(Reuters) - Local governments across China are binging on debt again to pump-prime their slack economies. But this time round, they are not wasting money propping up zombie factories or loss-making steel plants.
Investment in industries hit by chronic overcapacity is drying up quickly. Investment in mining tumbled 18 percent in the first quarter from a year earlier, the most since at least the second quarter of 2004, while investment in manufacturing grew just 6 percent, the slowest in the same period, according to the latest data from the National Bureau of Statistics. In recent years, miners and manufacturers had tapped easy-to-access bank credit and government subsidies to fire up production even as demand began to wilt. In a landmark move, Beijing has ordered the closure of debt-ridden zombie firms as its policy priority for 2016.

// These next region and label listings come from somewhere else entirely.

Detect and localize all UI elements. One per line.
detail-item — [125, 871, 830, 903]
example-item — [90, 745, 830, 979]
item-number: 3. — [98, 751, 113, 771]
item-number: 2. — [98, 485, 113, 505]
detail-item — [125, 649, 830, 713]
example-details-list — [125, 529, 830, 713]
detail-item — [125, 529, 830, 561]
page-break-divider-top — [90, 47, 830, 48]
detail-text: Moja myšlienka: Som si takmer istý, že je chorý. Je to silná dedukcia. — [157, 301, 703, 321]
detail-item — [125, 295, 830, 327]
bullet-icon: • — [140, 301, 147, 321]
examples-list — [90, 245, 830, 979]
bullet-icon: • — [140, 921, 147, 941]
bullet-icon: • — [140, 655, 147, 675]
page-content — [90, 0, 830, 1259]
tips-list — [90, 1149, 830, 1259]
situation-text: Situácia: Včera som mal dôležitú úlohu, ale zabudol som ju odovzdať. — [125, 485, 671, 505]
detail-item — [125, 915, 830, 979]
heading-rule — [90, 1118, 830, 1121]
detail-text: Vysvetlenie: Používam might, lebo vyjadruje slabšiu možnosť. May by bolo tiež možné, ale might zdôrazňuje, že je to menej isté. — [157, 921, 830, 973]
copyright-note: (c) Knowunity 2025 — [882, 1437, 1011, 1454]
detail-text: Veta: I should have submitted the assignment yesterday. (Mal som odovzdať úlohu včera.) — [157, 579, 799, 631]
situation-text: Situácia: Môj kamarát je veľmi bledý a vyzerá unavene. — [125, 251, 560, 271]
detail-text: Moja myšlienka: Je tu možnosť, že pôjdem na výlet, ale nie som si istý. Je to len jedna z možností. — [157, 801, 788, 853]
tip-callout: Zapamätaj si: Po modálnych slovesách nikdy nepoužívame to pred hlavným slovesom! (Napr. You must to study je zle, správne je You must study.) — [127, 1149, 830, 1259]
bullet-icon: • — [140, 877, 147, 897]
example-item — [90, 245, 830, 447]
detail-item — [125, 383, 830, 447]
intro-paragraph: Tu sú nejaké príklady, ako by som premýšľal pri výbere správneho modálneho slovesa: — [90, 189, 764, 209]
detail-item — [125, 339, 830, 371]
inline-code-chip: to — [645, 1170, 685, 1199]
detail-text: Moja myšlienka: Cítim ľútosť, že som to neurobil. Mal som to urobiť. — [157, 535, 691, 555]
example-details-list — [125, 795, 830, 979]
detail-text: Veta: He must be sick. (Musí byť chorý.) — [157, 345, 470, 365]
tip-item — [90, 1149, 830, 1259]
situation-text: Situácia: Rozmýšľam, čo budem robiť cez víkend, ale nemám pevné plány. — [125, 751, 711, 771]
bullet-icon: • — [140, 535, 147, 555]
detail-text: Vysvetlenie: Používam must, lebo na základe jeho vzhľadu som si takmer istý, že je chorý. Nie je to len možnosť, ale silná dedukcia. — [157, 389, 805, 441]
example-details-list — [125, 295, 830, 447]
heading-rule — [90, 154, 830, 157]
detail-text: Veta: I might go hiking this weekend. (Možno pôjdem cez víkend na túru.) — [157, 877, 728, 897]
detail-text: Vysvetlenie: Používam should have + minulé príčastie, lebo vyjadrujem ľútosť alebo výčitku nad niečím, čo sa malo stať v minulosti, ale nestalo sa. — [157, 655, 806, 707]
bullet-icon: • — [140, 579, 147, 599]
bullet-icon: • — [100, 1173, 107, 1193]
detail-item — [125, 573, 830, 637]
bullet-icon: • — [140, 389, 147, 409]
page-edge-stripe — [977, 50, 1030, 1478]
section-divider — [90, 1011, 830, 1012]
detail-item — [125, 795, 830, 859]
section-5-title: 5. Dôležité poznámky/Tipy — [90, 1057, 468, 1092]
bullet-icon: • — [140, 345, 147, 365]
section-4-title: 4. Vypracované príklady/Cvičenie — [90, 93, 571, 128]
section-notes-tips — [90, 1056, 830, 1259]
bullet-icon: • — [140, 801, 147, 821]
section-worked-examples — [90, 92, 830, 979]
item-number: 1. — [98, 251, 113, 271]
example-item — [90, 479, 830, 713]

In contrast, first-quarter investment in infrastructure and real estate surged 19.6 percent and 6.2 percent, respectively. The numbers reflect the government’s strategy of re-allocating capital to other engines of the economy, and in turn, providing a little respite to the steel, cement, energy and related services sectors. China will invest $11.9 billion in aviation infrastructure this year alone. It has also approved a 27.4 billion yuan high-speed rail project linking Beijing’s new airport with neighboring Hebei province. In real estate, China’s March home prices rose at the fastest clip in almost two years on the back of a boom in top-tier cities amid easy bank credit.
To boost infrastructure investment, Beijing has given local governments its blessings to raise funds in the bond market, much of it through local government financing vehicles (LGFVs) that skirt official spending limits. LGFVs have raised tens of billions of dollars through bonds in the first quarter, according to brokerage estimates, even as China skeptics warn of another debt bust. The AA-rated LGFV issuances have appealed to investors increasingly unsure of the quality of corporate paper. Overall local government bond issuances in the quarter totaled 955.4 billion yuan, according to investment firm China International Capital Corp (3908.HK).
Investment in infrastructure and real estate is more organized and demand-based this time, and will have a better chance of success than more speculative developments in the past, some economists say. But that’s a subject for debate. In Guizhou, a poor province in southwestern China, there are plans to finance a 1.2 billion yuan athletic culture park and a stadium and gym complex about twice the size of Europe’s largest soccer stadium that is home to Barcelona football club.